The brain, of course, also influences how we perceive taste and smell. A cheap bottle of plonk sipped on the banks of the River Loire, alongside someone you’ve just fallen madly in love with, might taste terrific, but in less-heady circumstances it might also taste like rubbish. How so?
“It was so great back then, because of the mood, the ambience, all that stuff that totally affects the pleasure part of your brain," explains Noble. "Your cognition is influenced by alien information that has nothing to do with physical smell and taste ... Or, in other words, marketing works.”
But if our experience of a wine drunk in the context of life resists scientific categorization, the aroma wheel offers an objective framework; it can help people to identify exactly what makes one wine distinct from another.

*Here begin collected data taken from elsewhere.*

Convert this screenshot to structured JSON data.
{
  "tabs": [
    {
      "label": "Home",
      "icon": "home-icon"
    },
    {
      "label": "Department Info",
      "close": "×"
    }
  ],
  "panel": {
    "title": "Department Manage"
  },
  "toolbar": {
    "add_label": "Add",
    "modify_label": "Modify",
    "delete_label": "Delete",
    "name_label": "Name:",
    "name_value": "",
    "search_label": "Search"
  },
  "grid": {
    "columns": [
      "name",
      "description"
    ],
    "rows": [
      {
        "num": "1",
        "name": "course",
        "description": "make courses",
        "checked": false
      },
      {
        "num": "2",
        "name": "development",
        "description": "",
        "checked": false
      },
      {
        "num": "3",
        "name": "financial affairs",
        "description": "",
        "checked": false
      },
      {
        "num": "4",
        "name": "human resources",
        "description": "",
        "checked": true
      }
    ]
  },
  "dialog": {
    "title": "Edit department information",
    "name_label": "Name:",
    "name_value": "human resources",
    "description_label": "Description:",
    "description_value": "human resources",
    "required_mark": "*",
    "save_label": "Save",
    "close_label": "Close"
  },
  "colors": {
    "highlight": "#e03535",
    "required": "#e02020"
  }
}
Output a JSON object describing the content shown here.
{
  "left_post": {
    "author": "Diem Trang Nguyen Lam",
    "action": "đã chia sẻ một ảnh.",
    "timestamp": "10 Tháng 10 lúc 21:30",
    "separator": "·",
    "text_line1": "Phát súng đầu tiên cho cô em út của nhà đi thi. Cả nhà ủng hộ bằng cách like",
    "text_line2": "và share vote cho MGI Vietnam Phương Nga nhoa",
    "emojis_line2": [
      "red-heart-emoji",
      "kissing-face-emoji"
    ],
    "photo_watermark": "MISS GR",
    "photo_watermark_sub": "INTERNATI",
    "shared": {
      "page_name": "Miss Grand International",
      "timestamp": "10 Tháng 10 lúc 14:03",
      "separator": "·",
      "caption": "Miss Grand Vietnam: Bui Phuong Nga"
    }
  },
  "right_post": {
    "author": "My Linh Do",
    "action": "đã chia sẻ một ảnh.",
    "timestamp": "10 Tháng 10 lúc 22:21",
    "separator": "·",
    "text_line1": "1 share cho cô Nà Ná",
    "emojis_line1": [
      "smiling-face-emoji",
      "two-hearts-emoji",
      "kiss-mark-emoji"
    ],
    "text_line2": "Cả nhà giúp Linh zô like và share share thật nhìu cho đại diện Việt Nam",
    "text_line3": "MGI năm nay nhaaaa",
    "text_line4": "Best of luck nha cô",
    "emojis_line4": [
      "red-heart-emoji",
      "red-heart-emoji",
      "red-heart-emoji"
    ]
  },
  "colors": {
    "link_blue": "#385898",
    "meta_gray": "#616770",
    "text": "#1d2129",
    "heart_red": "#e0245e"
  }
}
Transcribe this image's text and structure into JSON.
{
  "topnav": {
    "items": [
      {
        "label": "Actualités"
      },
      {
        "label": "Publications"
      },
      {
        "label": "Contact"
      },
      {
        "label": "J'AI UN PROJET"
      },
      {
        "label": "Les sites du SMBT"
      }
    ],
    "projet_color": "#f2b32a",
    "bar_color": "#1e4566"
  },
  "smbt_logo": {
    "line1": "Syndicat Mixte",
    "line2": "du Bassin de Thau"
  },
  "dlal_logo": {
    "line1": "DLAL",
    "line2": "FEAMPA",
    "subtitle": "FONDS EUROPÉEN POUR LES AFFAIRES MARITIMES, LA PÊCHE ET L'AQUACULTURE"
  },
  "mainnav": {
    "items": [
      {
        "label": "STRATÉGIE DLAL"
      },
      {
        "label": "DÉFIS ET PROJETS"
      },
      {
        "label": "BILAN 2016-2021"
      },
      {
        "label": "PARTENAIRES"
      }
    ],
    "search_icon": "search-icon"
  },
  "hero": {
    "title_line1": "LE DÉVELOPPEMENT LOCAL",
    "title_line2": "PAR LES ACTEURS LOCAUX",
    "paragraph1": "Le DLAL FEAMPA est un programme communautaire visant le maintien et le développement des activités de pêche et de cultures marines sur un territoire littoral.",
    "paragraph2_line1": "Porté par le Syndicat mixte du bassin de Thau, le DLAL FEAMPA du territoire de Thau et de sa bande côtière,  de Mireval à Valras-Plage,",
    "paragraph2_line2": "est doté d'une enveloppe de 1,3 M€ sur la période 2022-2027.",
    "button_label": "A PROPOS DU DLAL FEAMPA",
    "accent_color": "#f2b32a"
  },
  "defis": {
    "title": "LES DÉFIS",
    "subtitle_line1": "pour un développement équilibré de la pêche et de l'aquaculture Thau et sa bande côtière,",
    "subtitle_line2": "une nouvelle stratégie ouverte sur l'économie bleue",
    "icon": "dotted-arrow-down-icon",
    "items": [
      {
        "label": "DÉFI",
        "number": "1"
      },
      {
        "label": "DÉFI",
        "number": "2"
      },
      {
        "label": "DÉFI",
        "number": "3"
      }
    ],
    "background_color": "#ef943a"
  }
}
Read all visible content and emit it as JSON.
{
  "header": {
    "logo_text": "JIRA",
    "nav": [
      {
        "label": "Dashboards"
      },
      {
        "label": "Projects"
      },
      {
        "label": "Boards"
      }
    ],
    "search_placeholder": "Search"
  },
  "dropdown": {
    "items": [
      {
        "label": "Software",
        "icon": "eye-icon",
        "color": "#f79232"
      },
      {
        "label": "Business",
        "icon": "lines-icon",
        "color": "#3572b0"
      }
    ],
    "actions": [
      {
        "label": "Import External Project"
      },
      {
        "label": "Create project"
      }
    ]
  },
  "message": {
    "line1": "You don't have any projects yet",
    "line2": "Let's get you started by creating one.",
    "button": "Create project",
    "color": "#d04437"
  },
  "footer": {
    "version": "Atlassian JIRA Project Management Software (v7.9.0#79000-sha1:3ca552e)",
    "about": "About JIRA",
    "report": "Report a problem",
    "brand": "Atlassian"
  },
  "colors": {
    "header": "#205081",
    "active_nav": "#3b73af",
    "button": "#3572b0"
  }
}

It also prompts wine lovers to get in touch with their nose.
“I always tell people that I expect them to outgrow the need to use it,” says Noble. “It’s a way to start. And then people will have the ‘a-ha’ moment; they’re connecting with the smell, the identification of the smell. This helps you start that.”
Twenty-eight years after she first published her Wine Aroma Wheel, Noble still sells it online (as a laminated cardboard disc and on T-shirts). She also gives short courses on wine tasting and serves as a wine judge.
Over the years, she has won numerous accolades. This year, IntoWine.com named her one of the top 100 most influential people in the American industry. Noble says these things are a matter of taste. “It’s integrating all kinds of facets of things that are intangible. My work has hit the fancy of some people, but a number of others could have been chosen.”